20 nov. 2015

A DEUX ENTRE-DEUX

Perdus
Au dernier étage du Seven Seventeen, un modeste hôtel tenu par un couple de tibétains, cocktail mélangeant des objets religieux, des dorures inutiles, des pièces dépouillées, et des éclairages au néon. 
A droite et à gauche, vue en plongée sur Darjeeling. Des rues étroites sillonnées de piétons et de chiens s’évitant les uns les autres, et parcourant des pentes abruptes. Des maisons qui s’accrochent tant bien que mal les unes aux autres pour ne pas dévaler la pente.
Devant, le brouillard est tel que le regard ne porte qu’à quelques centaines de mètres, et que les sommets de l’Himalaya sont gommés. Une mer cotonneuse, parsemée de quelques toits. L’absence de perspective est reposante, confortable comme une couette.
Je suis un nouveau-né, emmailloté de coton, sans horizon ni visuel, ni temporel, ni sentimental. Je ne vois qu’à quelques mètres, aveugle dans une ville inconnue. Je ne prévois plus rien, car le temps n’est que répétition. Blotti dans les bras qui me quitteront dans quelques jours, je suis dans un cocon parfait. L’ouate m’enveloppe et me protège. 
Parfois, la brume se fracture, et les montagnes apparaissent. Étaient-elles là avant ou viennent-elles de naître ? Les voir, c’est avoir envie de se déplacer, d’aller vers elles, de les escalader. Ensuite, quand la brume revient, les avoir vues, c’est ressentir une absence, s’escrimer à les deviner, et vouloir percer le mur d’eau qui nous en sépare. Le vide devient manque.
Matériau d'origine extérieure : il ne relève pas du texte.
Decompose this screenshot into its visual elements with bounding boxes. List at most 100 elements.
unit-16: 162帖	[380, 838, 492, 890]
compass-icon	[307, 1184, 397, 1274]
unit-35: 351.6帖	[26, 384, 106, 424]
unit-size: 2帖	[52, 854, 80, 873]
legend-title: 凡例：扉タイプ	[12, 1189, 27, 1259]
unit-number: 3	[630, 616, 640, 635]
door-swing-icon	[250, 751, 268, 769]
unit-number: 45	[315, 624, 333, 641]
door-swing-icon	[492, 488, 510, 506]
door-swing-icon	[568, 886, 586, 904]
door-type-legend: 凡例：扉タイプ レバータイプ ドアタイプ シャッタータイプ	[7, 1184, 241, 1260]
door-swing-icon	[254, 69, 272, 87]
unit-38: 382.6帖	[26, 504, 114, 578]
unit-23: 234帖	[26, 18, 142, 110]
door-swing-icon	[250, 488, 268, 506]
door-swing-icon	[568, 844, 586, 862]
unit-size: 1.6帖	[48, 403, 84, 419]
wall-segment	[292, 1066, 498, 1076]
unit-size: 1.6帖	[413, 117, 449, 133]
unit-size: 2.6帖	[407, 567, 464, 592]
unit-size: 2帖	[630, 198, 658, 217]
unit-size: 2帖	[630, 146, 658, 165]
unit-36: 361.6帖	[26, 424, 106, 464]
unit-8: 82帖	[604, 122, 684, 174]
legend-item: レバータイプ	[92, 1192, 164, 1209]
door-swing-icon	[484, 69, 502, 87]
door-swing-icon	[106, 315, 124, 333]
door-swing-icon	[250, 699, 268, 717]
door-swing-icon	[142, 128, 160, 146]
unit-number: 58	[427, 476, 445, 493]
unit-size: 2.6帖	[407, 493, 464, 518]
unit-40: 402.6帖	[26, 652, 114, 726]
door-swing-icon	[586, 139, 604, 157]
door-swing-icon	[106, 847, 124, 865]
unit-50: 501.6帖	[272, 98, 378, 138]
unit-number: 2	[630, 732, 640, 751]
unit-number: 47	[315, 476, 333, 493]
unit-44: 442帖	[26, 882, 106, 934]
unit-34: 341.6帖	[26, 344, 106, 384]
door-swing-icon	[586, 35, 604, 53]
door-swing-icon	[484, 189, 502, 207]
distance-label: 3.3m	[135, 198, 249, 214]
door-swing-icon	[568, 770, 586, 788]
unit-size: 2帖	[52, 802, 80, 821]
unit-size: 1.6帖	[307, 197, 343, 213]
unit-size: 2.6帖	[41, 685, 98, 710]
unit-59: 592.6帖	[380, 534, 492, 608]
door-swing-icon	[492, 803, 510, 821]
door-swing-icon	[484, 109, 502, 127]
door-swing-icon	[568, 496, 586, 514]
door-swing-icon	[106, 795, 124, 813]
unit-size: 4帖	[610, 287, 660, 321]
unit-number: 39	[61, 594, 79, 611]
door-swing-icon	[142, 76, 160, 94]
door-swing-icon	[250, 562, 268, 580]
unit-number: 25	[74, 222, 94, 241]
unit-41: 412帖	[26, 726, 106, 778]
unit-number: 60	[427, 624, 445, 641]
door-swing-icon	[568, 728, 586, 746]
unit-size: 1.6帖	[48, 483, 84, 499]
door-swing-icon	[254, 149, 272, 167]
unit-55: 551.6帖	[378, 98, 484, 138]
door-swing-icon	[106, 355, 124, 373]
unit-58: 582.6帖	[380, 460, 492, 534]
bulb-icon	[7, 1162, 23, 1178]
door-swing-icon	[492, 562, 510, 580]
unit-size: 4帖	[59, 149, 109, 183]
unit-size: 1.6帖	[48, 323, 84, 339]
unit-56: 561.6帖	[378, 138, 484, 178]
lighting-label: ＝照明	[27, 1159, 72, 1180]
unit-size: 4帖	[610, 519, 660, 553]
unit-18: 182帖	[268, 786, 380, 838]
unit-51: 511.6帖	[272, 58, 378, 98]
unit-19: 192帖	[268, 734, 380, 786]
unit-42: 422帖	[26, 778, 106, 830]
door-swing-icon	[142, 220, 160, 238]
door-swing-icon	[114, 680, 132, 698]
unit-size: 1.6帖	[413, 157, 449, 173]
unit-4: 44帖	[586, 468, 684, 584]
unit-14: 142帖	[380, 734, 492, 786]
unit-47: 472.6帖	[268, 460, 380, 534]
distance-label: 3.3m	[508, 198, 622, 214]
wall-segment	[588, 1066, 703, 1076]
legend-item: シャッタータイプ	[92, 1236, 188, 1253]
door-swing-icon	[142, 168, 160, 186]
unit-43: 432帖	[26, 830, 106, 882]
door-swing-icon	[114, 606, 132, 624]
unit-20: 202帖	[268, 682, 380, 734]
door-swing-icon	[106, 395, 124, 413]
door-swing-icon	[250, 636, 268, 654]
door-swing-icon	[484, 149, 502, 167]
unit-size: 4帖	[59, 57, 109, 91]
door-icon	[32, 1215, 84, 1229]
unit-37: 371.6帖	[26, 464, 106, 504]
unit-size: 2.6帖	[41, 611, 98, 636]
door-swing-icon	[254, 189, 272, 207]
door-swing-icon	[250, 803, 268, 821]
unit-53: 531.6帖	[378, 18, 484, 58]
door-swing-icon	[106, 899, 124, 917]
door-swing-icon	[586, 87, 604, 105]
Parfois, nous parlons l’un et l’autre de ce que nous ferons après. Lui de son retour à Calcutta, moi de mes projets de livres. La magie disparaît, et le temps coule de cette brèche. Nous émergeons et rêvons inutilement d’une impossible relation. Sa peau me devient moins douce, son sourire moins enchanteur, et ses mots moins mélodieux.
Heureusement ces fractures dévastatrices ne sont que rares et provisoires. Rapidement, nous oublions les montagnes et l’illusion de notre union.